Each member in the current feet of CrazyFlie nano-drones has a low-level cascade PID controller onboard, in the firmware. This controller, which can be easily readjusted or completely rewritten makes sure the drone tracks the velocity, position and angular inputs. These can be programmed to be sent automatically on the firmware or from a computer. The communication happens via the CrazyFlie specific CRTP protocol through the CrazyRadio 2.4GHz USB dongle. For the localisation of the copters we use an onboard approach, specifically the optical flow based sensor, called FlowDeck. By taking a number of images of the floor underneath, the FlowDeck uses a Kalman Filter to estimate the drone's position relative to its starting point. The onboard approach is a necessity as we strive towards the complete independence of the drones from any external sensors or actuators, e.g. motion capture cameras. The current research is into the full decentralization of the control of a fleet of drones. The fleet shoul be able to track position and velocity setpoints while also avoiding collisions and matching velocities achieving a full flock behaviour. The minimum necessity to achieve these is to define a specific topological graph of the network of drones, where the neighbours can communicate with each other.

 

Crazy Fly Quadcopter

 

The complete distribution of the control of the fleet has a number of computational and practical advantages, but also comes at a cost of complexity and communication links requirements. Overcoming these challenges creates a robust distributed framework with a plethora of opportunities. With the current setup in place, we can extend the capabilities of the fleet, such as tracking a non-stationary ground objects, surveillance of ground area, automatic wireless charging or collective task completion to name just a few.

Racing Car Platform

We have developed a test-bed for various control algorithms related to low level control of vehicles, as well as trajectory optimization and collision avoidance. Emphasis is given on real-time implementation, while position and velocity information are provided via a camera based system.

 

 

Different control algorithms to automatically regulate the position and velocity of the cars have been developed. Current implementation is based on real-time Model Predictive Control (MPC), where a finite horizon optimization program is solved online, determining the optimal sequence of steering command. The first parts of this sequence are implemented, and the horizon is then rolled and the process is repeated. This introduces feedback in the cars driving strategy while allowing trading different objectives and meeting hard constraints like the track boundaries.

 

The general control architecture underpinning the operation of each car is based on the following sequence of steps:

  1. The camera based vision system captures the cars on the track. To this end, each of them characterised by a unique marker pattern.

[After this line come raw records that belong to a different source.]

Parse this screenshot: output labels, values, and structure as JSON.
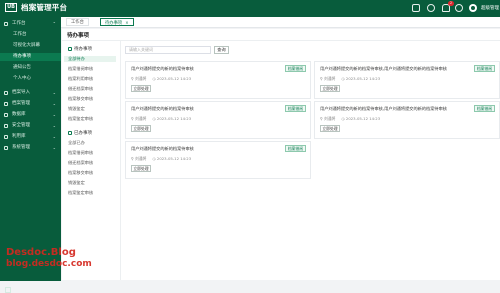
{
  "header": {
    "logo_mark": "UB",
    "app_title": "档案管理平台",
    "icons": [
      "grid-icon",
      "message-icon",
      "bell-icon",
      "settings-icon"
    ],
    "notification_count": "2",
    "username": "超级管理"
  },
  "sidebar": {
    "items": [
      {
        "label": "工作台",
        "icon": "desktop-icon",
        "chevron": "⌃"
      },
      {
        "label": "工作台"
      },
      {
        "label": "可视化大屏幕"
      },
      {
        "label": "待办事项"
      },
      {
        "label": "通知公告"
      },
      {
        "label": "个人中心"
      },
      {
        "label": "档案导入",
        "icon": "import-icon",
        "chevron": "⌄"
      },
      {
        "label": "档案管理",
        "icon": "archive-icon",
        "chevron": "⌄"
      },
      {
        "label": "数据库",
        "icon": "database-icon",
        "chevron": "⌄"
      },
      {
        "label": "安全管理",
        "icon": "shield-icon",
        "chevron": "⌄"
      },
      {
        "label": "利用库",
        "icon": "book-icon",
        "chevron": "⌄"
      },
      {
        "label": "系统管理",
        "icon": "gear-icon",
        "chevron": "⌄"
      }
    ]
  },
  "tabs": [
    {
      "label": "工作台"
    },
    {
      "label": "待办事项",
      "close": "×"
    }
  ],
  "panel": {
    "title": "待办事项",
    "todo_group": "待办事项",
    "todo_items": [
      "全部待办",
      "档案借阅审核",
      "档案利用审核",
      "借还档案审核",
      "档案移交审核",
      "销毁鉴定",
      "档案鉴定审核"
    ],
    "done_group": "已办事项",
    "done_items": [
      "全部已办",
      "档案借阅审核",
      "借还档案审核",
      "档案移交审核",
      "销毁鉴定",
      "档案鉴定审核"
    ],
    "search_placeholder": "请输入关键词",
    "search_button": "查询"
  },
  "cards": [
    {
      "title": "用户刘通将提交的新的档案待审核",
      "tag": "档案借阅",
      "user": "刘通将",
      "time": "2023-05-12 14:23",
      "action": "立即处理"
    },
    {
      "title": "用户刘通将提交的新的档案待审核,用户刘通将提交的新的档案待审核",
      "tag": "档案借阅",
      "user": "刘通将",
      "time": "2023-05-12 14:23",
      "action": "立即处理"
    },
    {
      "title": "用户刘通将提交的新的档案待审核",
      "tag": "档案借阅",
      "user": "刘通将",
      "time": "2023-05-12 14:23",
      "action": "立即处理"
    },
    {
      "title": "用户刘通将提交的新的档案待审核,用户刘通将提交的新的档案待审核",
      "tag": "档案借阅",
      "user": "刘通将",
      "time": "2023-05-12 14:23",
      "action": "立即处理"
    },
    {
      "title": "用户刘通将提交的新的档案待审核",
      "tag": "档案借阅",
      "user": "刘通将",
      "time": "2023-05-12 14:23",
      "action": "立即处理"
    }
  ],
  "watermark": {
    "line1": "Desdoc.Blog",
    "line2": "blog.desdoc.com"
  },
  "colors": {
    "brand": "#085c3c",
    "accent": "#0b7a50",
    "watermark": "#d4281f"
  }
}
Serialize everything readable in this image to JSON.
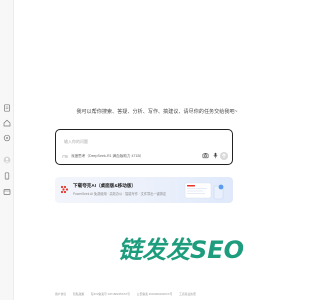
{
  "prompt": "我可以帮你搜索、答疑、分析、写作、搞建议、请尽你的任务交给我吧~",
  "chat": {
    "placeholder": "输入你的问题",
    "mode_label": "深度思考（DeepSeek-R1 满血版助力 471B）"
  },
  "banner": {
    "title": "下载夸克AI（桌面版&移动版）",
    "subtitle": "PowerSeek AI 免费使用 · 高效办公 · 智能写作 · 文件导出一键搞定"
  },
  "footer": {
    "items": [
      "用户协议",
      "隐私政策",
      "琼ICP备案号 ICP180235XXX号",
      "公安备案 46010602000XX号",
      "工商营业执照"
    ]
  },
  "colors": {
    "accent": "#1e9d7e",
    "watermark": "#1e9d7e",
    "brand_red": "#e8332a"
  },
  "icons": {
    "sidebar": [
      "document-icon",
      "home-icon",
      "star-icon",
      "avatar-icon",
      "phone-icon",
      "window-icon"
    ],
    "chat_tools": [
      "camera-icon",
      "microphone-icon",
      "send-icon"
    ]
  }
}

  2. The position and velocity of each car is estimated by means of some state estimation algorithm, and is broadcasted to the computer used for control calculation.

  3. The control inputs (e.g., speed commands) are sent via Bluetooth to the embedded board microcontroller of each car, which then drives around the track.

 

The developed platform is currently used for a series of student projects, as well as outreach events.